Reputation: 2083
I am trying to learn about deleting duplicate records from a Hive table.
My Hive table: 'dynpart' with columns: Id, Name, Technology
Id Name Technology
1 Abcd Hadoop
2 Efgh Java
3 Ijkl MainFrames
2 Efgh Java
We have options like 'Distinct' to use in a select query, but a select query just retrieves data from the table. Could anyone tell how to use a delete query to remove the duplicate rows from a Hive table.

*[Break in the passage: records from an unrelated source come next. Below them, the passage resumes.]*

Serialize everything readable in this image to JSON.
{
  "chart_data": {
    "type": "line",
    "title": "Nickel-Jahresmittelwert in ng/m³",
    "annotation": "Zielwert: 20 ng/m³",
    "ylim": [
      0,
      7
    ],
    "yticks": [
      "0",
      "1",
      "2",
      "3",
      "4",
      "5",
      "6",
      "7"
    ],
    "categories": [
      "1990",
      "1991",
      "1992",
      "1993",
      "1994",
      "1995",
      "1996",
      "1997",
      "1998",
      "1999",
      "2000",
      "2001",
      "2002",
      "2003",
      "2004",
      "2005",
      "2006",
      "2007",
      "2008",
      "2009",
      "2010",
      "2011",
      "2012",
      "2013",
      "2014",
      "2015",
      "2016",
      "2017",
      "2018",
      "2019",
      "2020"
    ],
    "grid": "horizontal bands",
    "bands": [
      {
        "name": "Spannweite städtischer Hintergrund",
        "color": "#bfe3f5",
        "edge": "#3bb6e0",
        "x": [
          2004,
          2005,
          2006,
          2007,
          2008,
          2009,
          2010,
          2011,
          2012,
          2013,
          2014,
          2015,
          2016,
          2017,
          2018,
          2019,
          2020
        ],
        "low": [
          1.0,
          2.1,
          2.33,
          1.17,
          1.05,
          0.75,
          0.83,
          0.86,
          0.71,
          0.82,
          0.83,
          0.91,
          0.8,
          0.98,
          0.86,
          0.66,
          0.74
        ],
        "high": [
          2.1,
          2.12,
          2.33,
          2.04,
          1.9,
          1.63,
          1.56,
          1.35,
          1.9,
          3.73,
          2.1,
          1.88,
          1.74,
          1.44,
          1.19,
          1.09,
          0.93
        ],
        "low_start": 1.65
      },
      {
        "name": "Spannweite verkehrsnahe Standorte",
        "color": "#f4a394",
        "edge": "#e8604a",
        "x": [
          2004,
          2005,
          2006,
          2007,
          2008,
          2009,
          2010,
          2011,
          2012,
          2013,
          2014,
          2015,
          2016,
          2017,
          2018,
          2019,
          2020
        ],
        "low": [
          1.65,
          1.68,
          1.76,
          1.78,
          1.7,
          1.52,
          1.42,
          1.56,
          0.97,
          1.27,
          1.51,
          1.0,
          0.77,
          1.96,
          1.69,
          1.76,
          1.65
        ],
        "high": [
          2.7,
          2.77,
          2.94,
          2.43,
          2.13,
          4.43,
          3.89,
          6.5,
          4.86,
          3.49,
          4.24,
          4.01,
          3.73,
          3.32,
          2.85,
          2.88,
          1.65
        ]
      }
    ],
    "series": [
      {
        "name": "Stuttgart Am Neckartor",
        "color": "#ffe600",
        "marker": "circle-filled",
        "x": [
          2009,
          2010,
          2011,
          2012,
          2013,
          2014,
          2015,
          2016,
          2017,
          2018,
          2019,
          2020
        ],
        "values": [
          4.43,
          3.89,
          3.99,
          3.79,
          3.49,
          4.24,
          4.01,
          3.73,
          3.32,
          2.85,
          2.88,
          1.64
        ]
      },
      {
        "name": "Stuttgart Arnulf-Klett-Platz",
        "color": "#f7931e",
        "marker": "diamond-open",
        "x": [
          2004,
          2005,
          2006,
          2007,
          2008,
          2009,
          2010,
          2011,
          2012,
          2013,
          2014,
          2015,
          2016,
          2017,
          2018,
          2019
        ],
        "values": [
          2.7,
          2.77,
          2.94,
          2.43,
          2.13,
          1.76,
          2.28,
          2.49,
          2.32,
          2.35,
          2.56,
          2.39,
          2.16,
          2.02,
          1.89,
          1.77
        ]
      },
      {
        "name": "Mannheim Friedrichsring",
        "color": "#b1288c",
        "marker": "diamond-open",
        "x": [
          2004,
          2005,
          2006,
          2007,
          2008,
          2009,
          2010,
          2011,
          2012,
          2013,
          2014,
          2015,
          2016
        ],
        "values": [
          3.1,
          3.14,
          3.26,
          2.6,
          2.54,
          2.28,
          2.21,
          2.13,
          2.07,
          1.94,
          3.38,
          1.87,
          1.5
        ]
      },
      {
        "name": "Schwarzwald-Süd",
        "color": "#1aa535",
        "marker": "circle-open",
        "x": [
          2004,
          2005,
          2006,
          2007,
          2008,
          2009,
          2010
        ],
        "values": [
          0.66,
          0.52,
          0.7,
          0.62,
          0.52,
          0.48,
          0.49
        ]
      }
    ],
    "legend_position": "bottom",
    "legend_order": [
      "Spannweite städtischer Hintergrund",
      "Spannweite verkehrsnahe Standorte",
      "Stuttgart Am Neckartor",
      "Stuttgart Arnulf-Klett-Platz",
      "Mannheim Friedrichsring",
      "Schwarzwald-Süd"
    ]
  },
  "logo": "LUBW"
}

Sure that it is not recommended or not the standard to Delete/Update records in Hive. But I want to learn how do we do it.
Upvotes: 14
Views: 62703
Reputation: 4701
Just in case when your table has duplicate rows on few or selected columns. Suppose you have a table structure as shown down below:
id Name Technology
1 Abcd Hadoop
2 Efgh Java --> Duplicate
3 Ijkl Mainframe
2 Efgh Python --> Duplicate
Here id & Name columns having duplicate rows. You can use analytical function to get the duplicate row as:
select * from
(select Id,Name,Technology,
row_Number() over (partition By Id,Name order by id desc) as row_num
from yourtable)tab
where row_num > 1;
This will give you output as:
id Name Technology row_num
2 Efgh Python 2
When you need to get both the duplicate rows:
select * from
(select Id,Name,Technology,
count(*) over (partition By Id,Name order by id desc) as duplicate_count
from yourtable)tab
where duplicate_count> 1;
Output as:
id Name Technology duplicate_count
2 Efgh Java 2
2 Efgh Python 2
Upvotes: 11
Reputation: 679
You can use insert overwrite statement to update data
insert overwrite table dynpart select distinct * from dynpart;
Upvotes: 31
Reputation: 591
you can insert distinct records into some other table
create table temp as select distinct * from dynpart
Upvotes: 2